Even if it was overkill, I wanted to try the DI injector package and, if you’re interested in it, a small project like this could probably make you learn it the easy way.
3. Backend: Supabase
Supabase was a natural choice: it gave me a PostgreSQL database, edge functions, and auth without having to manage any infrastructure myself. Here’s what it handles:
- Database: tables for municipalities, waste types, collection schedules, and user preferences. Normalized schema with efficient indexes on date and municipality fields.
- Edge Functions: notification scheduling, Telegram webhook handling, and API endpoints for the frontend.
- Security: Row-level security for user data protection, plus database functions that are reused across edge functions and the frontend.
Using Supabase let me focus on the actual product logic instead of setting up servers and databases.
4. Infrastructure: Terraform
All infrastructure is defined as code using Terraform, making deployments reproducible and version-controlled. It manages the Supabase project configuration. I initially also had the frontend deployed on Render, but later migrated to GitHub Pages to keep things simpler and free.
The Notification Flow
This is the part I’m most proud of. It’s what makes the app actually useful day-to-day:
- The scraper updates the database with waste collection schedules
- A Supabase edge function runs daily to check the next day’s collections
- For each municipality with scheduled collections, it queries users who have configured Telegram notifications
- Personalized messages are sent via the Telegram Bot API
- Users get a reminder the day before their collection day
No more forgotten bins on the curb.
What’s Next
Some features I’m considering:
- Multiple notification channels (email, push notifications)

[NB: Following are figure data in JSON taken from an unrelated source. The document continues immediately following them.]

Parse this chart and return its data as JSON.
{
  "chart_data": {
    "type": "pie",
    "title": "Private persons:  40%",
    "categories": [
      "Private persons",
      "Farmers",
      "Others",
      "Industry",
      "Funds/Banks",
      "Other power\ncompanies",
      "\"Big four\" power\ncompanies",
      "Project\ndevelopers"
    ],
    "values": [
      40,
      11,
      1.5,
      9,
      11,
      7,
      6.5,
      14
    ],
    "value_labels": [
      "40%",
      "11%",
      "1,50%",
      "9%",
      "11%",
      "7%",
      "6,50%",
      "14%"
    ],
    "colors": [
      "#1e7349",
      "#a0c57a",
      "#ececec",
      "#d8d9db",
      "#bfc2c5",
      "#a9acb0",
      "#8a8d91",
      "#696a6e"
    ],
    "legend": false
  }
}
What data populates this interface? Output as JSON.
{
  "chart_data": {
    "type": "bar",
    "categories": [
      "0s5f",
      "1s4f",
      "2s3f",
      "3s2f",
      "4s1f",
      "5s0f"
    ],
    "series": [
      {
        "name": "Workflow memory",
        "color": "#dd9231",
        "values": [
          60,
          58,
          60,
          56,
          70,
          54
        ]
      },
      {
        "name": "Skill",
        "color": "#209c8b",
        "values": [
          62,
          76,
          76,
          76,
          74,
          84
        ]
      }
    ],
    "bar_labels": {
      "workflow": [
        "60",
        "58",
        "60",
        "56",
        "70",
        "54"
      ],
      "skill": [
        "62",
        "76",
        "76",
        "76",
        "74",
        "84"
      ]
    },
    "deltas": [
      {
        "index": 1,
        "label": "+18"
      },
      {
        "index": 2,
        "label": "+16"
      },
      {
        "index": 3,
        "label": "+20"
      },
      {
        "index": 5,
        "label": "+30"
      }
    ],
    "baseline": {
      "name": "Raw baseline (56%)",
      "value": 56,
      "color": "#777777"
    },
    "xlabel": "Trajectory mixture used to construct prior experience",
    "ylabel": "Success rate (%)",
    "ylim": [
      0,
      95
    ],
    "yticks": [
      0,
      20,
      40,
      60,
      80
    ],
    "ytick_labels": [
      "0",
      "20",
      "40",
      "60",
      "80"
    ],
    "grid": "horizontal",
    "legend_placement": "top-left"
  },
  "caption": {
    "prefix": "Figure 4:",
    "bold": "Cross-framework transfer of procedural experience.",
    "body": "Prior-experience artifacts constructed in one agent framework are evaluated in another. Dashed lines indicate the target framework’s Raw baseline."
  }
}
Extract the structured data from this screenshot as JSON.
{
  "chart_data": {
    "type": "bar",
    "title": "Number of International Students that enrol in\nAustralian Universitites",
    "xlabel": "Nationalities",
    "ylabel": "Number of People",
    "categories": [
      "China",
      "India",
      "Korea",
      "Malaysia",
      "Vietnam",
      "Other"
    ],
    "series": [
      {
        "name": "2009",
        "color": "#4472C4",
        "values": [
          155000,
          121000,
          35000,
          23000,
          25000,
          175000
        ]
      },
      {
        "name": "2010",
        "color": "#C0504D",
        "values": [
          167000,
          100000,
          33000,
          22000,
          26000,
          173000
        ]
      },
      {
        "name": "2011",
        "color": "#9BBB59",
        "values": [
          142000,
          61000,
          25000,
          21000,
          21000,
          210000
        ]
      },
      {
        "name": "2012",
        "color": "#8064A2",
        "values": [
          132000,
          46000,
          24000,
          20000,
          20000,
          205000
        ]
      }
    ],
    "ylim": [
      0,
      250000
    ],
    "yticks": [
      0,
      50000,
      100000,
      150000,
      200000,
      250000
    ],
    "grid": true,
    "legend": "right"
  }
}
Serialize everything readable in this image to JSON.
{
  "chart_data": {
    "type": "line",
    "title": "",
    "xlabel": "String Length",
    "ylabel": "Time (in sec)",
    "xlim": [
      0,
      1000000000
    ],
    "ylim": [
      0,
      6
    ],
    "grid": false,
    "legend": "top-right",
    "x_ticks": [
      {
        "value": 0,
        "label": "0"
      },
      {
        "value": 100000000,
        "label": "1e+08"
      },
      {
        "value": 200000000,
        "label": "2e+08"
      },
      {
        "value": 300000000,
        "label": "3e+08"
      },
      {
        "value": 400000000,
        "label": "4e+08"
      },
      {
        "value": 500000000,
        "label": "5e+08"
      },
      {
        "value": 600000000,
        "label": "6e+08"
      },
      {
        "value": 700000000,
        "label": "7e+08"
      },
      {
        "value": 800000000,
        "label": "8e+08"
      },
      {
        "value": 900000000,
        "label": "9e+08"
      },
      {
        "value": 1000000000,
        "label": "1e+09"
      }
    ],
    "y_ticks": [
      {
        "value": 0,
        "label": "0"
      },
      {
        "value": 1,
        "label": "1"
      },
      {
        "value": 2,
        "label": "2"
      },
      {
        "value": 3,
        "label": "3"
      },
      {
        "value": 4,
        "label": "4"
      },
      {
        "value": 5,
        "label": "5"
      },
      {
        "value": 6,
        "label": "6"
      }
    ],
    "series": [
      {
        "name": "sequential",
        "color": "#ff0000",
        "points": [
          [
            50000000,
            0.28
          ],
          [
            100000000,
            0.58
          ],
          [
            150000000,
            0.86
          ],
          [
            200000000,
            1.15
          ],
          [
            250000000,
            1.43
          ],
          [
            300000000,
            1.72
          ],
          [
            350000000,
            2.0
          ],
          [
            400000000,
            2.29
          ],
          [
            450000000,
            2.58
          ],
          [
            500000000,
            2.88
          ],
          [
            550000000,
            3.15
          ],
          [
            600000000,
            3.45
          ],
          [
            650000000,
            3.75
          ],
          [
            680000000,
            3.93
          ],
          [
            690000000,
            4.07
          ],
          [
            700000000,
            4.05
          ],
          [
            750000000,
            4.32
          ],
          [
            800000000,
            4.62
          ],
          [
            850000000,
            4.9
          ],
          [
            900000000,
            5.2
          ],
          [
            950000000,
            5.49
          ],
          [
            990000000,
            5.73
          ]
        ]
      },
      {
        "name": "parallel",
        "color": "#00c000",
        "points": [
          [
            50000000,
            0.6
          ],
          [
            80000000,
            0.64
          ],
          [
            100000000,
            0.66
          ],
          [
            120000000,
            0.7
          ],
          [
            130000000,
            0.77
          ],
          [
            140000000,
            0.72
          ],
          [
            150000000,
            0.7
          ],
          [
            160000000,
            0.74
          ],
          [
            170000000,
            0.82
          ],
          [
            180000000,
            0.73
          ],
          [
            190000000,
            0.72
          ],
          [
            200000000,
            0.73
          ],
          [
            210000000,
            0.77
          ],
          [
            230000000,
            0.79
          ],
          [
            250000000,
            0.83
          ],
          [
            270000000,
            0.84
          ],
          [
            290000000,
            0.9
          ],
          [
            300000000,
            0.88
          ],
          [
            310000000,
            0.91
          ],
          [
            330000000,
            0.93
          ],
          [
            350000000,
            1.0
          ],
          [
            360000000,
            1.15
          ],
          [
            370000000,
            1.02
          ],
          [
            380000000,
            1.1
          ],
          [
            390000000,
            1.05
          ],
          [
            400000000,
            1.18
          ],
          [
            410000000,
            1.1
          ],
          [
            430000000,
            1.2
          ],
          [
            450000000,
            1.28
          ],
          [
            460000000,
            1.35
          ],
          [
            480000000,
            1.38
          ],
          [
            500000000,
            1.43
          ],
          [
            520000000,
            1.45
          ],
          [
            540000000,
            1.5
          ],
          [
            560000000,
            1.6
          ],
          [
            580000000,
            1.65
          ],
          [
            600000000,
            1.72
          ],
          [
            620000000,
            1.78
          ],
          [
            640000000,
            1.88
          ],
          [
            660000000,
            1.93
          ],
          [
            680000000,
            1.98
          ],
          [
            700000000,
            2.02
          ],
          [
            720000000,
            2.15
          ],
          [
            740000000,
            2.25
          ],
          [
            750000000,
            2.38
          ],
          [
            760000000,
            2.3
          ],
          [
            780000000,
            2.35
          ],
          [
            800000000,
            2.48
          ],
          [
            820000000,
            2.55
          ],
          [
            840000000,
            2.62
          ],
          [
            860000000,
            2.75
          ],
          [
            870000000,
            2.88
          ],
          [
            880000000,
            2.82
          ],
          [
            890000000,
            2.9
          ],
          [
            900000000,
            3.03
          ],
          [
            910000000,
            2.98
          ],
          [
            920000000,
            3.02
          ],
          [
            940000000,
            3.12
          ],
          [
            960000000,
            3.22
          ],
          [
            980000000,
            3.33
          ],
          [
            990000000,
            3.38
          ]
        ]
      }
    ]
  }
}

- Statistics and insights on waste collection patterns
Try It Out
If you’re interested in running your own instance or contributing:
- Clone the repo:
git clone https://github.com/mattiadevivo/trevisorifiuti.top.git - Check the README for setup instructions
- Each component has its own docs in its directory
- Issues and pull requests are welcome!
Building trevisorifiuti.top was genuinely fun. There’s something rewarding about solving a real problem you face every day, even if it’s just remembering to take out the trash. If you live in the Treviso area, give it a try at trevisorifiuti.top. And if you’re a developer curious about any of the tech involved, the source code is all there.